The people were still more joyful when Edward put a stop to the Danegeld, a tax which they had been forced to pay for many a year. Their new king was gentle and very pious, and spent so much of his time in penance and prayer that he was considered a very holy man and called the Confessor. He was very fond of the Normans, among whom he had been brought up, and would gladly have made them his sole advisers, but he did not dare to do so as long as Godwin lived. This Saxon nobleman was still the most important man at court, and he tried to gain more power by making the king marry his daughter Edith. Edward, however, never cared for her, and when Godwin lost his power, some time after, the poor queen was shut up in a nunnery, and all her property was taken from her.

As people fancied that the mere touch of so holy a man as Edward could cure them, many sick were brought to him; and for several centuries after this, it was the custom for the King of England to lay his hands upon people who were afflicted by a certain disease called the "king's evil," because he was supposed to have inherited Edward the Confessor's power to heal it.

Edward built many churches and monasteries during his reign, and would have liked to go to Jerusalem to visit the Holy Sepulchre. He was not able to do so, however, for his Norman friends and Godwin were always quarreling. Tired of these disputes, Edward once turned angrily upon Godwin, then restored to favour, and accused him of having taken part in the murder of Prince Alfred.

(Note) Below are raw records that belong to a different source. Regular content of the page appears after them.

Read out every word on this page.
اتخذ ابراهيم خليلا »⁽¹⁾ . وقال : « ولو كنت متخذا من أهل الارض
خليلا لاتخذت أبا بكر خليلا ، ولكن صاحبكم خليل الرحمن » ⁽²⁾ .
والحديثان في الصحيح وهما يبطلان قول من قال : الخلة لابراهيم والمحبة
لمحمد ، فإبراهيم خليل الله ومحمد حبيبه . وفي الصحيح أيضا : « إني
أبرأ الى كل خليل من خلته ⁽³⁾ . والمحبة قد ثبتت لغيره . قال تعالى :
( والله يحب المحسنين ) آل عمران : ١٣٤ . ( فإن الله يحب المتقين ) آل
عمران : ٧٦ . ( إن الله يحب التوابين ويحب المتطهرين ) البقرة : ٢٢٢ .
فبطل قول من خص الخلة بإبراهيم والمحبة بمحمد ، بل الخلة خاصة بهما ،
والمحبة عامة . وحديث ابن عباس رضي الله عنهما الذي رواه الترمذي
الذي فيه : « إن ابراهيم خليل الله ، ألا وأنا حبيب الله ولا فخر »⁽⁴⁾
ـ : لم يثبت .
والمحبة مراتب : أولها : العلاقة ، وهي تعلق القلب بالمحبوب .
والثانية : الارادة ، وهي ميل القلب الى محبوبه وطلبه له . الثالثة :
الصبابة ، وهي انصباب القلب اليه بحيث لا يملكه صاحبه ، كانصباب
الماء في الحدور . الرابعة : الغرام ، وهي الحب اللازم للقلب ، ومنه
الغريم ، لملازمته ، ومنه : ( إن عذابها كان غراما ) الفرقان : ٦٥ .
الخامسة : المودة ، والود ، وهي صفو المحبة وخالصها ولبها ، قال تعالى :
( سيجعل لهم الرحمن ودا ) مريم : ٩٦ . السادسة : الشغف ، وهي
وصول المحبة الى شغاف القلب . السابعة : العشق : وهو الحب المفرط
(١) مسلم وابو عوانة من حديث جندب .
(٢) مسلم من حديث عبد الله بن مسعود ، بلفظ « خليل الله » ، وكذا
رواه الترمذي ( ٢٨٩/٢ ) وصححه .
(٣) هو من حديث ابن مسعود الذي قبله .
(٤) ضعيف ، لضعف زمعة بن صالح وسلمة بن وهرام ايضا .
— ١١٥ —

Godwin, who was then sitting at table, denied the crime, adding that he hoped the food he was then eating would choke him if he were not telling the truth. One story says that he choked to death on the next mouthful. According to another version, the king, in anger, bade him leave the country, and while he was doing so the Norman nobles pursued and murdered him in the place now known as Goodwin Sands. Still another story, and this is the most probable, says that while sitting at the king's table Godwin was stricken dead by an attack of apoplexy.

A few years later, after having given his people good laws, Edward the Confessor died, and was buried in Westminster Abbey, in the chapel which bears his name. With his death begins a new epoch in English history, when the Normans came in their turn to take possession of the land which had belonged to the Gaels, Celts, Britons, Romans, Anglo-Saxons, and Danes.